We had an extremely interesting issue in our integration environment – Every user was able to see each other’s data! First of all, like any good developers, we squarely passed it on as data issue but finally had to eat the humble pie after having our QA replicate it in front of us.
So, what was the issue? A truly dumb mistake i.e. improper use of object scoping in Spring.NET.

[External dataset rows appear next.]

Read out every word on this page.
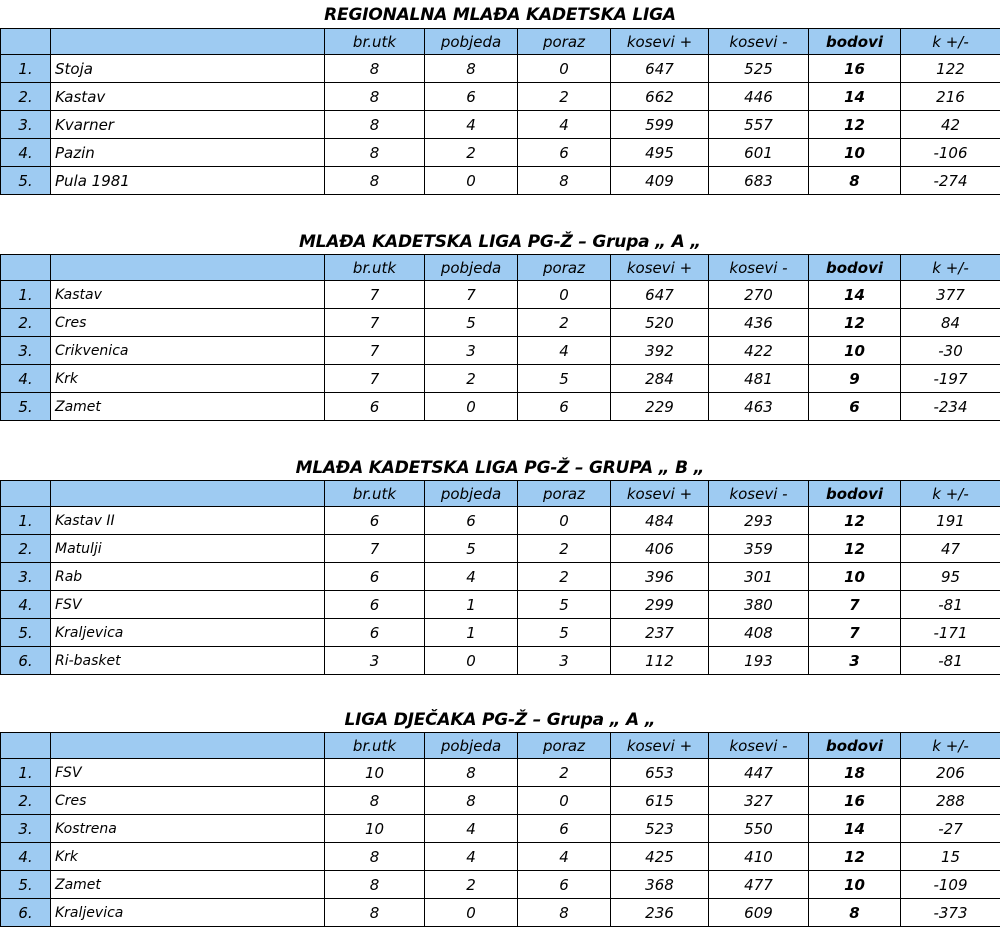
REGIONALNA MLAĐA KADETSKA LIGA
		br.utk	pobjeda	poraz	kosevi +	kosevi -	bodovi	k +/-
1.	Stoja	8	8	0	647	525	16	122
2.	Kastav	8	6	2	662	446	14	216
3.	Kvarner	8	4	4	599	557	12	42
4.	Pazin	8	2	6	495	601	10	-106
5.	Pula 1981	8	0	8	409	683	8	-274
MLAĐA KADETSKA LIGA PG-Ž – Grupa „ A „
		br.utk	pobjeda	poraz	kosevi +	kosevi -	bodovi	k +/-
1.	Kastav	7	7	0	647	270	14	377
2.	Cres	7	5	2	520	436	12	84
3.	Crikvenica	7	3	4	392	422	10	-30
4.	Krk	7	2	5	284	481	9	-197
5.	Zamet	6	0	6	229	463	6	-234
MLAĐA KADETSKA LIGA PG-Ž – GRUPA „ B „
		br.utk	pobjeda	poraz	kosevi +	kosevi -	bodovi	k +/-
1.	Kastav II	6	6	0	484	293	12	191
2.	Matulji	7	5	2	406	359	12	47
3.	Rab	6	4	2	396	301	10	95
4.	FSV	6	1	5	299	380	7	-81
5.	Kraljevica	6	1	5	237	408	7	-171
6.	Ri-basket	3	0	3	112	193	3	-81
LIGA DJEČAKA PG-Ž – Grupa „ A „
		br.utk	pobjeda	poraz	kosevi +	kosevi -	bodovi	k +/-
1.	FSV	10	8	2	653	447	18	206
2.	Cres	8	8	0	615	327	16	288
3.	Kostrena	10	4	6	523	550	14	-27
4.	Krk	8	4	4	425	410	12	15
5.	Zamet	8	2	6	368	477	10	-109
6.	Kraljevica	8	0	8	236	609	8	-373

The thing is that we keep a reference of logged-in member in our PresenterBase class and every Presenter uses the member id property of the Member class to invoke Services to get data from our persistent storage. We had set up our Presenters as following –
<object id="resourcePresenter" type="Presenters.ResourcePresenter, Presenters" > <property name="Service" ref="resourceService" /> </object>
And, this is where the problem lies. By default, the object scope in Spring.NET is application – something we were oblivious about. Spring.NET was reusing the same instance of the ResourcePresenter it had created for another user. It used to instantiate presenters for the very first Http Request and then reuse them across Http Requests.
The correct way should have been to scope the Presenter instantiation per request –
<object id="resourcePresenter" type="Presenters.ResourcePresenter, Presenters" scope="request" > <property name="Service" ref="resourceService" /> </object>
The interesting thing is that it didn’t get caught in our unit testing as we were only using one user id to test the application.